Ketika itu, sebuah pintu diketuk halus. Pangeran Rhysand yang masih diliputi kemarahan pun menjawab ketus, "Masuk!"

Tanpa disangka-sangka, muncullah sosok Pangeran Cladius. Pangeran Rhysand sedikit mengernyit.

Akan tetapi, Pangeran Cladius masuk tanpa permisi, duduk di sofa, dan meletakkan jas kerajaannya.

"Kamu melihat apa ini?" tanya Pangeran Cladius.

Pangeran Rhysand menatap ke arah jas kerajaan Pangeran Cladius, berwarna putih dengan palet berwarna emas di sekelilingnya.

"Kenapa memangnya?" tanya Pangeran Rhysand, tanpa rasa bersalah.

"Ada noda darah di sini.

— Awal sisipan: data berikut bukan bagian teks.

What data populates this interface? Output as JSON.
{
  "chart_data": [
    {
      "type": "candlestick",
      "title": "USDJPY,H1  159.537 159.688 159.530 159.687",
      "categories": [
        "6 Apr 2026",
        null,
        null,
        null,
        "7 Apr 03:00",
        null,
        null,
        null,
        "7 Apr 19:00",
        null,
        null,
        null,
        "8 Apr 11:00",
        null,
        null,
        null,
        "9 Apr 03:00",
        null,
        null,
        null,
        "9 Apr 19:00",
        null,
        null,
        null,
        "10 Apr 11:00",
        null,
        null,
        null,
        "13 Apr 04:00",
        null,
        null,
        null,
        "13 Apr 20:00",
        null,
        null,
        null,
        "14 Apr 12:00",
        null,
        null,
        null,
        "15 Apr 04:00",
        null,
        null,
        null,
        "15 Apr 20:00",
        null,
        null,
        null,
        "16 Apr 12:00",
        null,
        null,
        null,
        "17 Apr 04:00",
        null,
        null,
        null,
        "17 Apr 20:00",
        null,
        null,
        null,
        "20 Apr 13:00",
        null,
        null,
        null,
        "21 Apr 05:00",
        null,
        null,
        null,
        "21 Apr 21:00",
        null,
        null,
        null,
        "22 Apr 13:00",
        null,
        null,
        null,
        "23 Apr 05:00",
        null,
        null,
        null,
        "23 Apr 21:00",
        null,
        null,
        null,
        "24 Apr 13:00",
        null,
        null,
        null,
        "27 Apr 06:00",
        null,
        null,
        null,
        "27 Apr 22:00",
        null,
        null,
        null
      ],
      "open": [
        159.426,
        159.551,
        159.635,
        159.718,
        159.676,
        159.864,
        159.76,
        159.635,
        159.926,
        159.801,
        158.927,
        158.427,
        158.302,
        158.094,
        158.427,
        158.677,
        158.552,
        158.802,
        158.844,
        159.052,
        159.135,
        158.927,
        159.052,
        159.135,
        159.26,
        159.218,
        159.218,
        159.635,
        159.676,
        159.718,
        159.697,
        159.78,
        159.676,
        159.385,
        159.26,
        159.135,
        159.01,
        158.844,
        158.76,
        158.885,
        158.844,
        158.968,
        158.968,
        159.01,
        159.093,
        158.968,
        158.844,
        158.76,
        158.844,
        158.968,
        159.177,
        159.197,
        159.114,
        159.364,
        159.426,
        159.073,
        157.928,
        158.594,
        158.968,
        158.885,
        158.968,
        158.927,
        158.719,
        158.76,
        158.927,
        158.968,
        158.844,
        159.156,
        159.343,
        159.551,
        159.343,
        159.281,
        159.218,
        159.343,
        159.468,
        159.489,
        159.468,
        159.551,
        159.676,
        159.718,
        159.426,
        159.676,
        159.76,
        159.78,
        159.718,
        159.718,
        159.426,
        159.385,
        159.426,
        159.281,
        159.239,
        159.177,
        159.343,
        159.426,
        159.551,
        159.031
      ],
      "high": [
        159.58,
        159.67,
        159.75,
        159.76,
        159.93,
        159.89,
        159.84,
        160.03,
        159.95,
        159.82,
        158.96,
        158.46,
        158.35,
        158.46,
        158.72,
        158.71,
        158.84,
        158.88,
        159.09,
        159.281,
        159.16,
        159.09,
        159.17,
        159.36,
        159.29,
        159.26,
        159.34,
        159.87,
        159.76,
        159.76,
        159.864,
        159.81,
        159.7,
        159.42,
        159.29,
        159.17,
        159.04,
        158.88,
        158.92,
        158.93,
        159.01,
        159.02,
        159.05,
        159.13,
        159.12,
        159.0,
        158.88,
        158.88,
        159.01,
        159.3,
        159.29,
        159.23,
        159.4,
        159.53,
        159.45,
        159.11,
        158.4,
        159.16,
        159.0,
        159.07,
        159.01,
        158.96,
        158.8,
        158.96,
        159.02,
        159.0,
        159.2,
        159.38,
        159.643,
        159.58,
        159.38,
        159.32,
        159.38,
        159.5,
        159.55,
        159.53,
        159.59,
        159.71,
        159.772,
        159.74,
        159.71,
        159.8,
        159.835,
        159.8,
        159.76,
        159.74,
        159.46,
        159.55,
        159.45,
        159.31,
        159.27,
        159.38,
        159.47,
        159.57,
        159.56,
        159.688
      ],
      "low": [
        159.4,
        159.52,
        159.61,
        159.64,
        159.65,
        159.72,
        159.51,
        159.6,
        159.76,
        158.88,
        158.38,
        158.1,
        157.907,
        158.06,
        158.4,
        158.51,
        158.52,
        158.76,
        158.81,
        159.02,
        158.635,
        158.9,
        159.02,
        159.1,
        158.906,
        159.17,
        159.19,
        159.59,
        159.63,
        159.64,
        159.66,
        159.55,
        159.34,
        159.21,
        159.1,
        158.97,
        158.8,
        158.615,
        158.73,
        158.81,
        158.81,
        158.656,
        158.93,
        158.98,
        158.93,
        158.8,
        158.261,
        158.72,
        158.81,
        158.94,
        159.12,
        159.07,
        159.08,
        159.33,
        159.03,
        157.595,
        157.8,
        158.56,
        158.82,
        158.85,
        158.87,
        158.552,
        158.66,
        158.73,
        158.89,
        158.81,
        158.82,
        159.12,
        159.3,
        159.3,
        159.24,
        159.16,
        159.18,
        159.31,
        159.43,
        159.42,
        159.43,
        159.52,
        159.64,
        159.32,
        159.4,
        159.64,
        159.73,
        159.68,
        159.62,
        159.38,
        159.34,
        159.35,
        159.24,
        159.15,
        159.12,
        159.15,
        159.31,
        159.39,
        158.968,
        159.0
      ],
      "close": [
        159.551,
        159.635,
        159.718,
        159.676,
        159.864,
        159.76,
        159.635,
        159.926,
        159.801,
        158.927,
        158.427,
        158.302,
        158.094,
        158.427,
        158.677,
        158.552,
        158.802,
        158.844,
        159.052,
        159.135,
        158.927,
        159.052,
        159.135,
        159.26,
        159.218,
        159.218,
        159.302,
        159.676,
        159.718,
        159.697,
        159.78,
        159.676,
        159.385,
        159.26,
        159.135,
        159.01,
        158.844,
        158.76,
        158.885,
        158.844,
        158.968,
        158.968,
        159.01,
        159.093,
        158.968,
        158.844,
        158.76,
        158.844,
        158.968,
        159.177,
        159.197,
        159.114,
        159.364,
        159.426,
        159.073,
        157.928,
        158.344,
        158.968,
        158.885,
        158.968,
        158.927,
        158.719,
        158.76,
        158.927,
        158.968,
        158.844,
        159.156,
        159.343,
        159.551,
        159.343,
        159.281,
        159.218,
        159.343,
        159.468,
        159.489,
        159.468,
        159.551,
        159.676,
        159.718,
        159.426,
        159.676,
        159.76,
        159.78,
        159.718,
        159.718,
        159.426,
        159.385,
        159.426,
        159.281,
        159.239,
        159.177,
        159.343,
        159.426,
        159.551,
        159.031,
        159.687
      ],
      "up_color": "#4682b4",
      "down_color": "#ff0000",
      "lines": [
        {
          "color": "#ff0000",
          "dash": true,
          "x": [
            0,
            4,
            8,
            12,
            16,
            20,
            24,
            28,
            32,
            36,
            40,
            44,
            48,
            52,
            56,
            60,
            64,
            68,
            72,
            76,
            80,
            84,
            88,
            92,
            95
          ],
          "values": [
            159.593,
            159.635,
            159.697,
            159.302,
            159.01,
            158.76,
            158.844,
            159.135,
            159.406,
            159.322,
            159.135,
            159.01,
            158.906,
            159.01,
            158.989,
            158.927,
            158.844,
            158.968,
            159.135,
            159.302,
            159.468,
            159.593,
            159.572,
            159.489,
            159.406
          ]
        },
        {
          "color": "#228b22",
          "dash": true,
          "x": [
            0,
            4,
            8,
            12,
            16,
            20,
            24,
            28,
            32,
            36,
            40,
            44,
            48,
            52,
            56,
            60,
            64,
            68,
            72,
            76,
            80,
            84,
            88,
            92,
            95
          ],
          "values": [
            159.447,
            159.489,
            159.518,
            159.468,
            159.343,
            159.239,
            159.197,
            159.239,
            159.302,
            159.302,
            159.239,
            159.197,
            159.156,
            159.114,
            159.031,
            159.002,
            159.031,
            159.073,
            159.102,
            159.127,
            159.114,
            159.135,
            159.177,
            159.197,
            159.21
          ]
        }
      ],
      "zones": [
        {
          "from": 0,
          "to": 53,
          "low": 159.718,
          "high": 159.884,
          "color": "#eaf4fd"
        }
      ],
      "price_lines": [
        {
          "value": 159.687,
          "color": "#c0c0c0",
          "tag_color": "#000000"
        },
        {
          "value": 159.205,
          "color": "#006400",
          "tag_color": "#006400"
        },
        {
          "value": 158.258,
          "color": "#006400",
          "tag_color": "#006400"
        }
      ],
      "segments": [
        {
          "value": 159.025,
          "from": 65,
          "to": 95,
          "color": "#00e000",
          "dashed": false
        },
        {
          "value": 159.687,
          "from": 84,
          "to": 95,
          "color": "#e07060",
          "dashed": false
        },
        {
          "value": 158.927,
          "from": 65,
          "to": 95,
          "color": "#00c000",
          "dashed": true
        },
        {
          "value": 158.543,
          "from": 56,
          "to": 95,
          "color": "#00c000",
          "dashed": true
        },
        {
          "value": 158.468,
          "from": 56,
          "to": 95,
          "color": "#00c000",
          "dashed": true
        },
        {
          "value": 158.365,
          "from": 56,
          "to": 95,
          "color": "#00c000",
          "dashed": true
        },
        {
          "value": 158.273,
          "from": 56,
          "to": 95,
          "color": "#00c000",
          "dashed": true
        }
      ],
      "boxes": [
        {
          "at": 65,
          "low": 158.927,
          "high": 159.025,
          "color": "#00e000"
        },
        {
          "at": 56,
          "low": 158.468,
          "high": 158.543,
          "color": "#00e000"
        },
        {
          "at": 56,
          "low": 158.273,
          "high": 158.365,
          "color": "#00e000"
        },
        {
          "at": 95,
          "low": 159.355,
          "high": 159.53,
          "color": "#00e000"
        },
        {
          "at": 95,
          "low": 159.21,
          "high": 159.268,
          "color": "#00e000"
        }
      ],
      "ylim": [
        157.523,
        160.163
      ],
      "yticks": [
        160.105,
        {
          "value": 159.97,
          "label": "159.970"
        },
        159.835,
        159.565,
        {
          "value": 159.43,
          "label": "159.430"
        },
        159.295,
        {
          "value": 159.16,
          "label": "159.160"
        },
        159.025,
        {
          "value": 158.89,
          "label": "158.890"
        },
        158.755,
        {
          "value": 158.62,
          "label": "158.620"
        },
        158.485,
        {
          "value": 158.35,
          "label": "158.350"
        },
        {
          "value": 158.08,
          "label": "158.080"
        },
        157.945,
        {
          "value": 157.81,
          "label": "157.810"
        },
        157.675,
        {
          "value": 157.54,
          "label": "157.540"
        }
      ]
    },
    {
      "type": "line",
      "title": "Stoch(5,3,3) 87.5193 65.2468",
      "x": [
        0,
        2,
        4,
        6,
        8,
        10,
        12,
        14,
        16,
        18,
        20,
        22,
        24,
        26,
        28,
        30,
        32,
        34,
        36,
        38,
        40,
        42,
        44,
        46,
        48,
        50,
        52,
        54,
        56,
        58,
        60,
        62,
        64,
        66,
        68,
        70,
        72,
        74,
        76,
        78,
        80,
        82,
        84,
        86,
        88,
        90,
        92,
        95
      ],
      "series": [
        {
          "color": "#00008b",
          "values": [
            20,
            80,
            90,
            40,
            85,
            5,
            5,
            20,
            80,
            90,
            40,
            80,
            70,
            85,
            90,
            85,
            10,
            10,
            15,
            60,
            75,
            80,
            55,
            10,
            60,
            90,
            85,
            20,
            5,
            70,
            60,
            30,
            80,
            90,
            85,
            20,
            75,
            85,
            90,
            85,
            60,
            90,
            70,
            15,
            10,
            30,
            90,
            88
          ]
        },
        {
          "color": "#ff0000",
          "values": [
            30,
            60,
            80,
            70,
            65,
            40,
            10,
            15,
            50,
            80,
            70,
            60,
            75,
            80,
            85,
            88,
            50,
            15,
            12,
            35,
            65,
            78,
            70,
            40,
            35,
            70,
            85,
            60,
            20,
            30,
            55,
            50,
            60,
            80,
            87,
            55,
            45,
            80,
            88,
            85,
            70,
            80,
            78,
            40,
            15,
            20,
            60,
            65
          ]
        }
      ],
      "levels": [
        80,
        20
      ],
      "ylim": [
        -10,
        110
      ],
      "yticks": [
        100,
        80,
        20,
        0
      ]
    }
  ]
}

Dan tidak perlu aku katakan siapa pemiliknya bukan?" sindir Pangeran Cladius.

Sementara itu, Pangeran Rhysand diam saja. Pangeran Cladius pun mengucapkan dengan ringan, "Ini adalah milik Audrey. Akan kamu apakan maidmu yang telah terluka parah seperti itu?"

Pangeran Rhysand menggertakkan giginya. Satu masalah lagi telah muncul. Padahal, masalah-masalah kerajaan juga banyak, tidak hanya perihal Audrey.

"Aku biarkan saja." seloroh Pangeran Rhysand asal-asalan.

Saat itu, Pangeran Cladius menyeringai, "Berarti kedepannya, kamu akan kehilangan maidmu."

"Kenapa? Dia maidku, suka-suka aku."

"Heh? Kamu pikir, dia bisa melayanimu, dengan kondisi babak belur penuh luka akibat perbuatanmu yang keji ini?"

Perubahan ekspresi yang besar terbit di wajah Pangeran Rhysand. Kemarahannya telah kembali bangkit.

'Sial! Gadis keparat! Membuatku pusing saja! Sudah benar sejak awal aku usir dia dari istana!'

Pangeran Rhysand berapi-api, seakan memikirkan langkah lain yang harus ia lakukan kedepannya.